Homem de vasta cultura clássica, Marx sabia que a ditadura era uma instituição típica da democracia da Roma republicana, que investia seus generais e tribunos de poderes absolutos em situações de emergência, sem que isso degenerasse em tirania, pois esse poder era devolvido logo que cessasse a emergência. A ditadura do proletariado só é necessária em face da necessidade emergencial de quebrar a máquina do Estado burguês, como ficou evidenciado no exemplo pioneiro da Comuna de Paris. Além de erudito, Marx também era bastante prático e a partir da experiência da Comuna, à qual apoiou ativamente, desenvolveu o conceito de ditadura do proletariado, descrevendo-o como um dos momentos do processo da revolução, ponto alto da luta de classes.

Luta de classes, revolução, ditadura do proletariado, tais conceitos são hoje tidos como verdadeiros palavrões, mesmo entre setores que se dizem de “esquerda”. Os conceitos perderam seu sentido e se transformaram no seu contrário. Quem fala em luta de classes e denuncia a repressão burguesa por suas vítimas é acusado de “provocar a luta de classes”, quem fala em revolução é acusado de utópico e irresponsável, quem fala em ditadura do proletariado é acusado de anti-democrático. Na era da “democracia (ditadura burguesa) como valor universal”, a “ditadura (democracia) do proletariado” é tida como sinônimo de terror stalinista.

Nesse diálogo de surdos, em que não se pode chamar as coisas pelo seu nome, o ônus da prova recai pois, de maneira invertida, sobre o projeto socialista. É preciso recusar essa inversão e trabalhar com os conceitos em seu verdadeiro significado. É preciso distinguir entre democracia formal e democracia material, denunciando a farsa da democracia representativa. É preciso lutar por uma democracia direta organizada por local de trabalho, por escola, por bairro, por cidade, em assembléias e plebiscitos regulares e abertos, que distribuam funções e mandatos revogáveis e instituam o controle social efetivo e permanente sobre o produto do trabalho social, dissolvendo a separação artificial e alienada entre economia e política.

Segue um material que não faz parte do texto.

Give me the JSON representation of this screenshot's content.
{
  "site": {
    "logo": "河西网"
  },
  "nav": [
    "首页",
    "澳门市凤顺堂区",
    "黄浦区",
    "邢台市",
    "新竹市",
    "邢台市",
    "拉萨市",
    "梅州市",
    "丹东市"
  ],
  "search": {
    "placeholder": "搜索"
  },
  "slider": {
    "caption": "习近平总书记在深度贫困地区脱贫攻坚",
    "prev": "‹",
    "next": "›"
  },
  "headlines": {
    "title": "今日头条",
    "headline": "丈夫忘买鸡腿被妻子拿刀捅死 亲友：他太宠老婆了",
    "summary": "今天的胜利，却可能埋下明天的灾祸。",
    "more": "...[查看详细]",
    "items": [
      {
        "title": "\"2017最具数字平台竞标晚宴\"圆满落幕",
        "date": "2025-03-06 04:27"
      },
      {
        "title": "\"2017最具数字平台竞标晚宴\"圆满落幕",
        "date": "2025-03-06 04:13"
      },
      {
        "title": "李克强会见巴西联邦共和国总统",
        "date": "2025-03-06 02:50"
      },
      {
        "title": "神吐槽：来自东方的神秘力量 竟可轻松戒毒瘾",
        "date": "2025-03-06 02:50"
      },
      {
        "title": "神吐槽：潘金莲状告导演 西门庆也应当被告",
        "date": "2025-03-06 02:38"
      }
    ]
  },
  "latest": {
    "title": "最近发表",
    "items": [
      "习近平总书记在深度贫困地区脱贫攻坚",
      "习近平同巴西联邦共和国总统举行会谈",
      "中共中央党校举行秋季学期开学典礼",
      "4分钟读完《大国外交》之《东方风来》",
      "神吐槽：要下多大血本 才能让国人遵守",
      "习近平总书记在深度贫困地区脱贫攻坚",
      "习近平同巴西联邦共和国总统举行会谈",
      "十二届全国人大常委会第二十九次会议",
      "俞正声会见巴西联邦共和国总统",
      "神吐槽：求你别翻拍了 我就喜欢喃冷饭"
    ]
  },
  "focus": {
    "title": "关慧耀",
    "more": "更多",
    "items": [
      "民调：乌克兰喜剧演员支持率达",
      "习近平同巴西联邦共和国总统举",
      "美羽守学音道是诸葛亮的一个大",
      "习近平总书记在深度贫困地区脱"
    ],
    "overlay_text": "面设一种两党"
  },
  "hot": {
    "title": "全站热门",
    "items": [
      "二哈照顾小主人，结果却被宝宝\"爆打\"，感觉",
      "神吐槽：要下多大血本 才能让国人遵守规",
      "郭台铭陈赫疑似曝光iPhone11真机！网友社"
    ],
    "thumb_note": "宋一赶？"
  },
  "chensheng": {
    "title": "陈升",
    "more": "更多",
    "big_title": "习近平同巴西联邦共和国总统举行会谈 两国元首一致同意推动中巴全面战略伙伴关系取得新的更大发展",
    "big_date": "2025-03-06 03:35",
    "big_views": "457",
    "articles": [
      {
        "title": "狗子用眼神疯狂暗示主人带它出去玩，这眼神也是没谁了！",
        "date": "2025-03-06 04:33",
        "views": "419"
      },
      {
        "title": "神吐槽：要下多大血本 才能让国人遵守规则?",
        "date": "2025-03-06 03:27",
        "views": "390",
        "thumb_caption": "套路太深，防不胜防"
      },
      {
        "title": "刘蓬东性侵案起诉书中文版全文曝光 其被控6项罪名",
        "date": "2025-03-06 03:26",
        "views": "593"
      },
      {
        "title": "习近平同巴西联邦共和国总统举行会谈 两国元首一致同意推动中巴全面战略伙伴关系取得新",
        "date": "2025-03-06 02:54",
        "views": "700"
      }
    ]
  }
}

É evidente que, aos olhos dos defensores da ordem estabelecida, da classe dominante, essa democracia direta, real e concreta, aparecerá como caos, anarquia, desordem, irresponsabilidade, violência, etc., pois será exercida contra seus interesses particularistas. Ao enfrentar-se com os interesses de classe, buscando a dissolução das classes, a democracia direta precisará impor-se pela força. Receberá o nome de ditadura, como se isso fosse uma acusação da qual se devesse ter vergonha. Pois que venha a ditadura do proletariado!

No atual momento histórico, tornou-se crucial retomar esse debate dentro da esquerda, pois não é questão de somenos importância determinar qual o método que se propõe como mediação para a transformação social. A demarcação que se impõe está em separar duas alternativas: a via morta da ditadura burguesa com sua “democracia” representativa ou formal; ou a via da democracia substantiva, real e concreta, materializada na ditadura do proletariado.